Bilgilendirme için teşekkür ederim. Ama yazımın bir bölümünde " .......Aradan 3 sene geçmişti. Ve biz her sene yazın obruğa ava gitmeye devam ettik. Fakat her yıl bir öncesine göre balık avımızda gözle görülür bir azalma vardı...... " belirttiğim gibi 1 sene önce ve ağustos ayında yaşadığım bir anımdı paylaştığım. Yoksa yeni bir olay değil, yanlış anlaşılmasın
Kusura bakmayın Yakup bey, yazımı tamamlayamadan yayınladım, tekrar okuyunca anlayacaksınızdır demek istediğimi Anlatım ve emek için ayırdığınız zamana teşekkür ederim.

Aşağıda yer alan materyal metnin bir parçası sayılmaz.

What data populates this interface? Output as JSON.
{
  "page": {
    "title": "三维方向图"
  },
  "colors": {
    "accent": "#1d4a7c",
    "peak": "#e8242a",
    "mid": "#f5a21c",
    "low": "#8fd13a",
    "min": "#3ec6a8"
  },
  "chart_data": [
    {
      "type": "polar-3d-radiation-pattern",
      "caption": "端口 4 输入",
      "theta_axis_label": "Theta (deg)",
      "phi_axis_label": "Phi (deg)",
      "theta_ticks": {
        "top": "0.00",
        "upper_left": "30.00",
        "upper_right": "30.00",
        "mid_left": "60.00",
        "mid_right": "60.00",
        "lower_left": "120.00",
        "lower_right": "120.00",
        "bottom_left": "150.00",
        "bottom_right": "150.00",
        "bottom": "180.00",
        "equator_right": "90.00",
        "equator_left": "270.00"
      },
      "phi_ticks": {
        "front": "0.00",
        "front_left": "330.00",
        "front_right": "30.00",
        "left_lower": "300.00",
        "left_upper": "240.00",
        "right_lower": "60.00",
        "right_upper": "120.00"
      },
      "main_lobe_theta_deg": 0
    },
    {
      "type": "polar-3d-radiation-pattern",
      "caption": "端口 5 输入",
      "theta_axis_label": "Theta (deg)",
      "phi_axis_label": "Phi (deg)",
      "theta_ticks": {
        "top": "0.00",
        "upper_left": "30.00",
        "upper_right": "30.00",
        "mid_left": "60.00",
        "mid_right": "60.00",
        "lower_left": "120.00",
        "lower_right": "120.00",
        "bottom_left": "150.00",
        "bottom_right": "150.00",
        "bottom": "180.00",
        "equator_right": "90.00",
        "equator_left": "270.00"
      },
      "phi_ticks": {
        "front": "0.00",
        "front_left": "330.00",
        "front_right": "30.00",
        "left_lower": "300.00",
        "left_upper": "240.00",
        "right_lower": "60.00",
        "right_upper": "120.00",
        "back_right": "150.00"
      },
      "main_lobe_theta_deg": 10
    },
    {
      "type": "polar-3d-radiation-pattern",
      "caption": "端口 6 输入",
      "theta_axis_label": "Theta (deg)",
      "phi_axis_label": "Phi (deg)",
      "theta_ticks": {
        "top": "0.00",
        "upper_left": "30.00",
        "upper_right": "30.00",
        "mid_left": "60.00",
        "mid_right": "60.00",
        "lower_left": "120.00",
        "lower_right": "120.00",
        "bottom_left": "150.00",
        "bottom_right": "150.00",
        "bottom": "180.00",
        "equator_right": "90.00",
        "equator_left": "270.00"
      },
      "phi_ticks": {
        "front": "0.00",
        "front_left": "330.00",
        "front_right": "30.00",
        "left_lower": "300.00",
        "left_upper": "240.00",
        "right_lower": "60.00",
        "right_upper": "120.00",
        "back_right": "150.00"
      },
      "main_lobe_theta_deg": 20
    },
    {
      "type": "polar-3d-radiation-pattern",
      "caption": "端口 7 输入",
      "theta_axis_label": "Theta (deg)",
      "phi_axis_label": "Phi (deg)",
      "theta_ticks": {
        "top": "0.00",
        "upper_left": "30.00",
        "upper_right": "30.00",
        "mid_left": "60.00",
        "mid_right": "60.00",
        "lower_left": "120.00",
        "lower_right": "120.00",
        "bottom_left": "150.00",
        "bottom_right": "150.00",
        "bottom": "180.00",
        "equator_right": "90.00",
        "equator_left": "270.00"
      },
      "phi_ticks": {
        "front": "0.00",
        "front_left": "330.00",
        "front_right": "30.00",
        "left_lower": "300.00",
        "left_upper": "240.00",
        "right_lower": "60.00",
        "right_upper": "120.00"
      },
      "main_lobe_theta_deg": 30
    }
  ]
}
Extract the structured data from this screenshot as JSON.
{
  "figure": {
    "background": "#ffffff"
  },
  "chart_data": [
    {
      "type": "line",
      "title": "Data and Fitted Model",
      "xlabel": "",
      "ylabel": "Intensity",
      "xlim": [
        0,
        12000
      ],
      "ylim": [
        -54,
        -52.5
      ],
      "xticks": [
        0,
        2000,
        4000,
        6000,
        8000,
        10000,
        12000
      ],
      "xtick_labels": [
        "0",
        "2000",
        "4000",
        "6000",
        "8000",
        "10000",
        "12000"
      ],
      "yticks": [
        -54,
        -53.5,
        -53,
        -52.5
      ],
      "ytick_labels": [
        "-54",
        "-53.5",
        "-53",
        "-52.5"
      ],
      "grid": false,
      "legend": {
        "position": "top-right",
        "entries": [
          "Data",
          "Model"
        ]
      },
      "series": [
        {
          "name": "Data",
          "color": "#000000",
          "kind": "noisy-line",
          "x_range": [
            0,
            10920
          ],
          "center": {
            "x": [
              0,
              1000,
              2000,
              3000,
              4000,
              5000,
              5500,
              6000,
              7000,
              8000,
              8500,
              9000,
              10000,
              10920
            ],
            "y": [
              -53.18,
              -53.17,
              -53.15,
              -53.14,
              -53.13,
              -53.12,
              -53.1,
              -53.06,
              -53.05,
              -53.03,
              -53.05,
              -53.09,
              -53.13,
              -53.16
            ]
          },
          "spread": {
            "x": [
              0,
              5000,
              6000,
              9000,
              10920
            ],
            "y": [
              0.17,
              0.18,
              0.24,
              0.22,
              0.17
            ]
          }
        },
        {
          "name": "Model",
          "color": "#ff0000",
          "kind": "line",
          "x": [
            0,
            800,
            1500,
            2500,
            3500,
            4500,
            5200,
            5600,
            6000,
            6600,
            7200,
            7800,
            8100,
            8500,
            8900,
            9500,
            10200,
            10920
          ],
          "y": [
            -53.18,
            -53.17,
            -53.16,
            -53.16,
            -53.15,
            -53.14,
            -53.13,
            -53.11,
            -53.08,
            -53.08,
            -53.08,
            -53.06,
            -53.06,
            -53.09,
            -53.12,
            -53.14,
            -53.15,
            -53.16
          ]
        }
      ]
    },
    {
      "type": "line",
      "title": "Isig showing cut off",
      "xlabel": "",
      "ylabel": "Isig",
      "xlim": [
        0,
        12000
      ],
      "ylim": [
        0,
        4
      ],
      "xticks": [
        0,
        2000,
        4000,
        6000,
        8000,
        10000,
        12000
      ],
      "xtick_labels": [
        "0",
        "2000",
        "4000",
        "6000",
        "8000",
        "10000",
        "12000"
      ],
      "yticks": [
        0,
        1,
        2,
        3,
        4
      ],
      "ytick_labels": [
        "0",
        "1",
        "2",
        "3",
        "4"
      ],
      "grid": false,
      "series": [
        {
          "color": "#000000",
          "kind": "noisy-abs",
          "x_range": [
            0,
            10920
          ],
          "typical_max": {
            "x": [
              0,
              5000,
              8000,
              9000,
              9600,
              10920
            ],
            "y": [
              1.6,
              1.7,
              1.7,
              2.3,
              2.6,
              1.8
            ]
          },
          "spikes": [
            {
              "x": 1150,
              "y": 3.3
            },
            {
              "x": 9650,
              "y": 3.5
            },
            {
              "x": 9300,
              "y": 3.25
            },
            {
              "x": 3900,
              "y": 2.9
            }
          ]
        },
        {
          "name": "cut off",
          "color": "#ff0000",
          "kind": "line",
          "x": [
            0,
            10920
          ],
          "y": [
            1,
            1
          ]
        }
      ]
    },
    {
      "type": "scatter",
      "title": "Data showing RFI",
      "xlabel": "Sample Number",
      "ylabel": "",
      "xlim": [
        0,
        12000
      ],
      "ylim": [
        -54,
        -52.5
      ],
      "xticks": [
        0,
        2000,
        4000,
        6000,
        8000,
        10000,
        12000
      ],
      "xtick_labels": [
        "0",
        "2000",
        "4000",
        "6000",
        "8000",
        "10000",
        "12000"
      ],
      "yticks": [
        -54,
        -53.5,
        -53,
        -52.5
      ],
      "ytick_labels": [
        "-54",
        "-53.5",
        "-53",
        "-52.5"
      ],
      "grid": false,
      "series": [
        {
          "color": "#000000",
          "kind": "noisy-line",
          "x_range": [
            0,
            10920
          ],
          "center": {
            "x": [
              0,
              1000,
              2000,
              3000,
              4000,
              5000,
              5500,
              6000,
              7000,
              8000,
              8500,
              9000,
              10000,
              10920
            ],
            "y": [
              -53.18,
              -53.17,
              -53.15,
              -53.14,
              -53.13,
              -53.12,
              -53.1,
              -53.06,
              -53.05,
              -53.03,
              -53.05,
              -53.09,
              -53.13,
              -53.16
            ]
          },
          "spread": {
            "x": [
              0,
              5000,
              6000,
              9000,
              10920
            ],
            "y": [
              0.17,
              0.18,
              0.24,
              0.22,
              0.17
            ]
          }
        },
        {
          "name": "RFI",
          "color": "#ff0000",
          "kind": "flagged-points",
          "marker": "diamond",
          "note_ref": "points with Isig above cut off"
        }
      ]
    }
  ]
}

Yer çok güzel sanki karater gölüne benziyor . Videosuna bakınca büyük olduğu anlaşılıyor ilginç bir göl. http://uk.youtube.com/watch?v=fd6uoozqTqM&feature=related
Video için teşekkürler. Ama maalesef videodan da anlaşıldığı gibi ciddi anlamda su çekilmesi mevcut. Korkarımki bir kaç yıl içerisinde su tamamen bitecek Bu konu ile geçen yıllarda köylülerden dinlediğim bir hikaye var. Tarihin birisinde obruktaki su tamamen kurumuş. Zeminin düz ve kumlu olması sebebiyle köylüler alana kavun, karpuz gibi ürünler ekmişler. Söylediğine göre gerçekten çok güzel ürünler yetişmeye başlamış. Ama ilerideki günlerde hiç hesaba katmadıkları bir olayla karşılaşmışlar. Yetişen ürünlerinin bakımı için alana giden köylüleri, her gün sayıları biraz daha artan yılanlar karşılamaya başlamış. Artık ilerleyen günlerde öyle bir hal almışki, bu yılanlar yüzünden köylüler aşağıya inemez duruma gelmiş ve ürünlerini orada bırakmak zorunda kalmışlar.